Where is the gun, ma?

Vorbemerkung

Das hier ist der Entwurf zum 5. Kapitel meines Buches „Übergestern in Japan“. Die ersten vier Kapitel befinden sich hier:
Wie ich auf die Idee gekommen bin Rennen in Japan zu fahren und was das soll.

Wie ich dann nach Japan gekommen bin – superlang, viele Details, wenig Radsport: Vorsicht

Das erste Rennen in Saitama.

Das zweite Rennen in Shuzenji

Es folgen beizeiten:

  1. Miyakojima 14. Juni Positivo
  2. Hitachi Naka 29. Juni Positivo
  3. Gunma 20. Juli Positivo
  4. Shuzenji 14. September Positivo
  5. Shiobara Hillclimb 4. Oktober Positivo Positivo2
  6. Gunma 19. Oktober Positivo
  7. Yokaichi 25. Oktober Positivo1 Positivo2
  8. Saiko Review Positivo Positivo 2
  9. NATS ??????
  10. Krönung und Abschluß

Nachdem ich wider erwarten das Rennen in Shuzenji abschließen konnte, ohne wegen mangelnder Schnelligkeit disqualifiziert zu werden, richtete ich meine Augen auf das nächste Rennen einige Wochen später im Cycle Sports Center (CSC) Gunma. OK, also wo ist Gunma und was ist Gunma?

Also, Gunma ist eine japanische Präfektur, nördlich von Tokyo und ist im Gegensatz zu Hamamatsu, nicht wegen seiner Salzwasseraale bekannt. Eigentlich ist Gunma wegen gar nichts bekannt; ich kann mich wirklich an nichts erinnern, was ich jemals gesehen hätte in Gunma was der Rede wert gewesen wäre. Aber natürlich gibt es wie überall in Japan diese großartige Landschaft, heiße Quellen und diese tollen Straßen durch die Berge.

Gunma ist klassisches, konservatives Japan und leidet wie der Rest des Hinterlandes an Landflucht. Meine Frau meinte, dass Gunma in jährlichen Umfragen über die Beliebheit der japanischen Präfekturen regelmässig weit hinten abschneidet, das verbindet uns sportlich und verleiht der Präfektur eine gewisse Sympathie.

Es gibt eine große Anzahl von verlassenen Dörfern, geschlossenen Fabriken, Minen und überwuchterten Resorts, weil die Menschen dort verstorben, oder in die Großstädte nach Tokyo, Osaka oder Nagoya gezogen sind. In den Kleinstädten gibt es Geschäftsstraßen an denen viele Geschäfte seit Jahren nicht mehr geöffnet sind, die Rolladen runter, die Schulen geschlossen, die Kindergärten umgebaut zu Altenheimen. Interessant ist, dass es niemanden zu kümmern und es kein gesetzliches Mittel zu geben scheint, baufällige Häuser abzureißen. oder für andere Zwecke geeignete Grundstücke zu enteignen. Nicht nur das Land, auch die Städte sind voll von diesen Orten, manchmal denke ich, ist das wie eine moderne Version des antiken Roms, nur nicht aus Stein und Marmor, sondern aus Holz und Wellblech.

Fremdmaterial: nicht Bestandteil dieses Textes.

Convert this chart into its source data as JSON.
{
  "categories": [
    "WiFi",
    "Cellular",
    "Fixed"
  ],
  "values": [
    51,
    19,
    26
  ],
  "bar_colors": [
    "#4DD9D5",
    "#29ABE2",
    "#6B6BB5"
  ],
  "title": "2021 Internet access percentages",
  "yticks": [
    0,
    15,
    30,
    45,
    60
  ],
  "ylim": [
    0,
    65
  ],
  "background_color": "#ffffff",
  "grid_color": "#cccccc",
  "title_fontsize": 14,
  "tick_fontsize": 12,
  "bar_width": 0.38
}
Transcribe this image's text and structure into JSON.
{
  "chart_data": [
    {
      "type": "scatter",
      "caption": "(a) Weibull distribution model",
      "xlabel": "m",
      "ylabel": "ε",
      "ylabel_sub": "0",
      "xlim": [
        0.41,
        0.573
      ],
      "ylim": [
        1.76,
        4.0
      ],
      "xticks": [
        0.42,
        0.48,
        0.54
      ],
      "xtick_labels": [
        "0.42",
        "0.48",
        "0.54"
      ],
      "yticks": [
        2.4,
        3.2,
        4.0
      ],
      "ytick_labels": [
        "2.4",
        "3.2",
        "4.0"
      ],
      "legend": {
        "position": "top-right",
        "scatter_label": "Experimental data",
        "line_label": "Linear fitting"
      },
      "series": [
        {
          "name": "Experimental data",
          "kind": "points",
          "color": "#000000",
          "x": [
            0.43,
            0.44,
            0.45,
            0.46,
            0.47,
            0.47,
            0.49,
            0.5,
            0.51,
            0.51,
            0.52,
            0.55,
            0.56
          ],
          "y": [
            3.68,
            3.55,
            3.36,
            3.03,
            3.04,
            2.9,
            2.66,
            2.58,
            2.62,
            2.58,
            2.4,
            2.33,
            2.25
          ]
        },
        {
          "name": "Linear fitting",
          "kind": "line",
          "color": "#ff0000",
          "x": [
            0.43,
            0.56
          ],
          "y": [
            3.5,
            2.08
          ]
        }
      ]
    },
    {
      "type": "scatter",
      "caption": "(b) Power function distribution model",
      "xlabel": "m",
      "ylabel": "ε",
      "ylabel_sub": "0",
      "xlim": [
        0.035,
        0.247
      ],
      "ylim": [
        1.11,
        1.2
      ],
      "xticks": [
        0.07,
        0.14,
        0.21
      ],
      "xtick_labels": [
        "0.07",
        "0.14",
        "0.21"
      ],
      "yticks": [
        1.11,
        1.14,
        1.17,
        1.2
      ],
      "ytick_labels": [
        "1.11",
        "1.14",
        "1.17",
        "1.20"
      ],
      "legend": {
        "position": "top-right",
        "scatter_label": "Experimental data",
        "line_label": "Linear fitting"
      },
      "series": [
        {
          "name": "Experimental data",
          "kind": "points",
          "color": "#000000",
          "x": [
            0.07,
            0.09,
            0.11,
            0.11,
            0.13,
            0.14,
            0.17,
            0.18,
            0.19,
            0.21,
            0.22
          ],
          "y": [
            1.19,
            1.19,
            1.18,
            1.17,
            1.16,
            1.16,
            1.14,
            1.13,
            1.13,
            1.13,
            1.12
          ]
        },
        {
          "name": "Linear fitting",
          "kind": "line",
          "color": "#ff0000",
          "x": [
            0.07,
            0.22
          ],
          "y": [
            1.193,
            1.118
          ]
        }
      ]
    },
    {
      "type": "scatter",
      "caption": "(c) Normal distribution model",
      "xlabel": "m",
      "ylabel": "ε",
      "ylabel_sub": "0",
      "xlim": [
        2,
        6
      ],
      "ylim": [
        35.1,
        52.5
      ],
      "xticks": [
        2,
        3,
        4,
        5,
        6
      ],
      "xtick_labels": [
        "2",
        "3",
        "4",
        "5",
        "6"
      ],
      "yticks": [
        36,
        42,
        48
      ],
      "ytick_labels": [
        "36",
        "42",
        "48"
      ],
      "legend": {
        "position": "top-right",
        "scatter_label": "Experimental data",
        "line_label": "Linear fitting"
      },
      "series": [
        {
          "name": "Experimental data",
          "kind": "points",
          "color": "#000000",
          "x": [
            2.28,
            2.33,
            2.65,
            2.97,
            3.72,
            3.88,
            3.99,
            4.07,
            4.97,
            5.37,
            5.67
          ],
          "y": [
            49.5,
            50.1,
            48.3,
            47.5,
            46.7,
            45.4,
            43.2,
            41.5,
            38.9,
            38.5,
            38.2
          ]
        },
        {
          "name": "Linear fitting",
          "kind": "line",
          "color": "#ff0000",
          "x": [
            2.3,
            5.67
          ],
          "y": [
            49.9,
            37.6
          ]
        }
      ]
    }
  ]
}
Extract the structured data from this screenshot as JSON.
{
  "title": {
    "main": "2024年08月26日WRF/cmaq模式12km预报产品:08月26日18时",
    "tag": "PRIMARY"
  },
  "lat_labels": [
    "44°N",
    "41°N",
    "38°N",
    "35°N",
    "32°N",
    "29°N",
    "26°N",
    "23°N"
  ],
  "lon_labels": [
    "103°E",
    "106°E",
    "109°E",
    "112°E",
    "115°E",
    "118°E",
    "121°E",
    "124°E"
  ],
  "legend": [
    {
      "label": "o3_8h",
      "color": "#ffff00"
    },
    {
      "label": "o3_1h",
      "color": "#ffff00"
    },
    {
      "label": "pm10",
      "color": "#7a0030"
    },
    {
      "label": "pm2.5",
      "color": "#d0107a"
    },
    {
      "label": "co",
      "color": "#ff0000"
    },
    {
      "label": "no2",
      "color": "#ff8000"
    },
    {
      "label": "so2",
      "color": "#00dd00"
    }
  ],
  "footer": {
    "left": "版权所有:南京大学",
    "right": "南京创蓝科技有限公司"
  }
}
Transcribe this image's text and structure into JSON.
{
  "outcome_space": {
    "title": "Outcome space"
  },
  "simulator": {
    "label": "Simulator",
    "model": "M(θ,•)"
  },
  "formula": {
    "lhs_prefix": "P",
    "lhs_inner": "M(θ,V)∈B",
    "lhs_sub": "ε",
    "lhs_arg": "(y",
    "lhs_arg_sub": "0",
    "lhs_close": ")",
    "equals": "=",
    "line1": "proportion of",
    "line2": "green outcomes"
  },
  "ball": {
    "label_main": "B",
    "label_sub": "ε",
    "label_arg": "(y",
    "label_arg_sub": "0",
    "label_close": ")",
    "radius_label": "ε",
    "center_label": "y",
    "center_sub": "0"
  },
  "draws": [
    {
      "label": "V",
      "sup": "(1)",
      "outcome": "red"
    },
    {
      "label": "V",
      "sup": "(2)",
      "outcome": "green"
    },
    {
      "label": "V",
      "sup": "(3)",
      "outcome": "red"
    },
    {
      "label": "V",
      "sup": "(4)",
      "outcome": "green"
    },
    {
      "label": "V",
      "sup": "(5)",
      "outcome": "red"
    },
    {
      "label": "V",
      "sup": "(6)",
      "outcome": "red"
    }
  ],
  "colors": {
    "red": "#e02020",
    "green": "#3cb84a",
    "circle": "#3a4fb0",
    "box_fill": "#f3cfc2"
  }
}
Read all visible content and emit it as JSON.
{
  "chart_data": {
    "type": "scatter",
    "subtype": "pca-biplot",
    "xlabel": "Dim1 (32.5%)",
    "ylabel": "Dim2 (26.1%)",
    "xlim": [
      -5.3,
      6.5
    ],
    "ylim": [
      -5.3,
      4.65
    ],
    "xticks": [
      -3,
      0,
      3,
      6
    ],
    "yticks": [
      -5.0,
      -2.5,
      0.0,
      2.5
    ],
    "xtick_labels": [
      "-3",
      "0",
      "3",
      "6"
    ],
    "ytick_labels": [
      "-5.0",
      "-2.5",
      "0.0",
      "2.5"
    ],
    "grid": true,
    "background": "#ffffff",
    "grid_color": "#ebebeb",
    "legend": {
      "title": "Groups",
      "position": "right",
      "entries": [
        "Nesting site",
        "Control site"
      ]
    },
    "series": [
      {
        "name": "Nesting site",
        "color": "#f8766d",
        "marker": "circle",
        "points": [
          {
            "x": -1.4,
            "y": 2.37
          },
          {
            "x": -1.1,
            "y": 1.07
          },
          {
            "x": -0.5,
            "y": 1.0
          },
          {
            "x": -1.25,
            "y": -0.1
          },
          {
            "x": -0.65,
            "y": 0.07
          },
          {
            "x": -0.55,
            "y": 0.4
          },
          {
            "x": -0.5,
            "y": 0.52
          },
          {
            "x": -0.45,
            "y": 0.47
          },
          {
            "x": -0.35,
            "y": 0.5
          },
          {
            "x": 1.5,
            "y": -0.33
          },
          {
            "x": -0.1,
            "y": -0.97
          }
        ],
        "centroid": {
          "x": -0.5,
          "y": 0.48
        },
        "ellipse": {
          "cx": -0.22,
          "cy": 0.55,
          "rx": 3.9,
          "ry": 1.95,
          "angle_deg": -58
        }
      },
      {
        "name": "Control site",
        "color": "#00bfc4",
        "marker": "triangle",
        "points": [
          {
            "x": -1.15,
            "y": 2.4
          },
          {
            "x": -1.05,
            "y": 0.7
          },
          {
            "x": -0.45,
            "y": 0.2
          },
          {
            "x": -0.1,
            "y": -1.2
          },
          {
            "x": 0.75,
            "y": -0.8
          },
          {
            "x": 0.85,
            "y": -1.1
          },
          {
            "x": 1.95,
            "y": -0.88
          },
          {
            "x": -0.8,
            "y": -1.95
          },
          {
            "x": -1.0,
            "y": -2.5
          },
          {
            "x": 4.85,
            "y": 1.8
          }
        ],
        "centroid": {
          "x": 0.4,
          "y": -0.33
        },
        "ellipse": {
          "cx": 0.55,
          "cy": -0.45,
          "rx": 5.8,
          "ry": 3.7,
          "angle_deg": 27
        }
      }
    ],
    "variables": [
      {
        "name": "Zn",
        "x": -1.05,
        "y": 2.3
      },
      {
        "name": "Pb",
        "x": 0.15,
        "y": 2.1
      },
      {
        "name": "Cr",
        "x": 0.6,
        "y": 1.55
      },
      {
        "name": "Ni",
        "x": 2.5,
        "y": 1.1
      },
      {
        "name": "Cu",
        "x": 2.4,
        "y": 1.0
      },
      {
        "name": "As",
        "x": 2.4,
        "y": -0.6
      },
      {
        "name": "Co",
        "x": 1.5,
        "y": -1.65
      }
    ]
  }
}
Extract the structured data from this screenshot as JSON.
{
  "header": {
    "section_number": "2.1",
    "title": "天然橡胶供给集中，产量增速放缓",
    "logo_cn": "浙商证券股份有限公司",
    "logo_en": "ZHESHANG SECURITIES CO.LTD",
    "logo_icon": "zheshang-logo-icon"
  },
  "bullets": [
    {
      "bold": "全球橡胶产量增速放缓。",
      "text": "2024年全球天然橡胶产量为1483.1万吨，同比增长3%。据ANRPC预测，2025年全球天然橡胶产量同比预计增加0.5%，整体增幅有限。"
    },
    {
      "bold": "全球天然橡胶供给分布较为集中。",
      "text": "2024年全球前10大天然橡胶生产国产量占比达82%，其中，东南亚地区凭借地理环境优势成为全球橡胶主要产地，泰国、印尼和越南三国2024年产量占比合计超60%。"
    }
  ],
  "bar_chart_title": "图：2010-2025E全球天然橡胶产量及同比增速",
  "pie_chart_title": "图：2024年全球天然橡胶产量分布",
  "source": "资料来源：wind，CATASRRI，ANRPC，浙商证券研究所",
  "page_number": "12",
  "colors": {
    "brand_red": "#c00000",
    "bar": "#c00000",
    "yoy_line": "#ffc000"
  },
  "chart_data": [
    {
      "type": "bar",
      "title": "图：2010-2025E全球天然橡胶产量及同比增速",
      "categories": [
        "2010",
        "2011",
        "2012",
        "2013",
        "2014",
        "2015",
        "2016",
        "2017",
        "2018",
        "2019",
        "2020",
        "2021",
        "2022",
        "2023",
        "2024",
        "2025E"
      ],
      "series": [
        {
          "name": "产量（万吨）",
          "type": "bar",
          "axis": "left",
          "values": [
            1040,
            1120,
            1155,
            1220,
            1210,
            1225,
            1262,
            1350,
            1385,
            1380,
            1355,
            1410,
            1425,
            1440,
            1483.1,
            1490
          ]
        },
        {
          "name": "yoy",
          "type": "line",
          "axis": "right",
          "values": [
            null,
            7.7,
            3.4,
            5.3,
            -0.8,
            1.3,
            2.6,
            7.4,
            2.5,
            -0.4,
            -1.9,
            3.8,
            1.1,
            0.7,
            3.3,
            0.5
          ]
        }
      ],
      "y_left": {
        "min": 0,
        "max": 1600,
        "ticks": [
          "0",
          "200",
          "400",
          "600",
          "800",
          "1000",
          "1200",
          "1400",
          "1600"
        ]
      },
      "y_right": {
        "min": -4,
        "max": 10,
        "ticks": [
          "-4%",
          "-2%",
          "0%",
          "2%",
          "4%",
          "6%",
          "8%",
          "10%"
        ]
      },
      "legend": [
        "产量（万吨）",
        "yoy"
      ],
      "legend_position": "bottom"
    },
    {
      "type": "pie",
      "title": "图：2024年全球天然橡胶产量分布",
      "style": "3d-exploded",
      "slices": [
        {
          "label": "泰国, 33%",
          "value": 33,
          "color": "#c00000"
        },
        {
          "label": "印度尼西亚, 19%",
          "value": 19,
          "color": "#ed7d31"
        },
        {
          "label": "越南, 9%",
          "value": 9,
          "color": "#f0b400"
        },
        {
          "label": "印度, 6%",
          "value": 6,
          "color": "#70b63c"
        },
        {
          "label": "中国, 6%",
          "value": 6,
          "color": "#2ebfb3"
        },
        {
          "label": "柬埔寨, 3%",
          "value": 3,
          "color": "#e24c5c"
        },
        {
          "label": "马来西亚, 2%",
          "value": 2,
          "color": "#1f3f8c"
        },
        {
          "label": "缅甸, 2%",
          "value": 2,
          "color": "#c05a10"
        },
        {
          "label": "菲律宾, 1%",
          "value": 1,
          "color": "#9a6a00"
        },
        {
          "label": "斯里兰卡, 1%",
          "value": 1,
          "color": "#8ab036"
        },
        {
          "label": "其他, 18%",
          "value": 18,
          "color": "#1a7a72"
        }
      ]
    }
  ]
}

200 km von Tokyo entfernt, mitten im finstersten Gunma ist das CSC und es sieht aus wie ein Vergnügungspark, der vor Jahren bereits mangels Besucher geschlossen wurde, aber eben doch noch am Leben ist. Ein Zombievergnügungspark sozusagen. Wie gesagt, solche Orte sind auf dem Land in Japan gang und gäbe. Das beste Beispiel, wenn auch nicht auf dem Land, sondern auf hoher See, ist die Insel Gunkanjima (Hashima) im Meer vor Nagasaki.

Hier lebten zeitweise mehr als 5.000 Menschen, um Kohle unter dem Meeresboden abzubauen, bis sich die Produktion nicht mehr lohnte und 1974 geschlossen wurde. Seitdem ist die Insel unbewohnt und die Gebäude und Anlagen verfallen. Gunkanjima hat es dennoch geschafft zur Touristenattraktion zu werden und wurde auch wegen seiner Einzigartigkeit zur Hintergundkulisse von Filmen; in der Regel wohnen dort die Bösen. Die Wahrheit ist allerdings auch, dass es in Japan hunderte ähnlicher Plätze gibt. Man suche einmal nach den „Glückskönigreich“ – ja, das heißt wirklich so – in Hokkaido und seinem Nachbau des Schlosses Bückeburg. Ja, da wurde Schloß Bückeburg im Maßstab 1:1 nachgebaut und dann nach 14 Jahren Benutzung wieder dicht gemacht.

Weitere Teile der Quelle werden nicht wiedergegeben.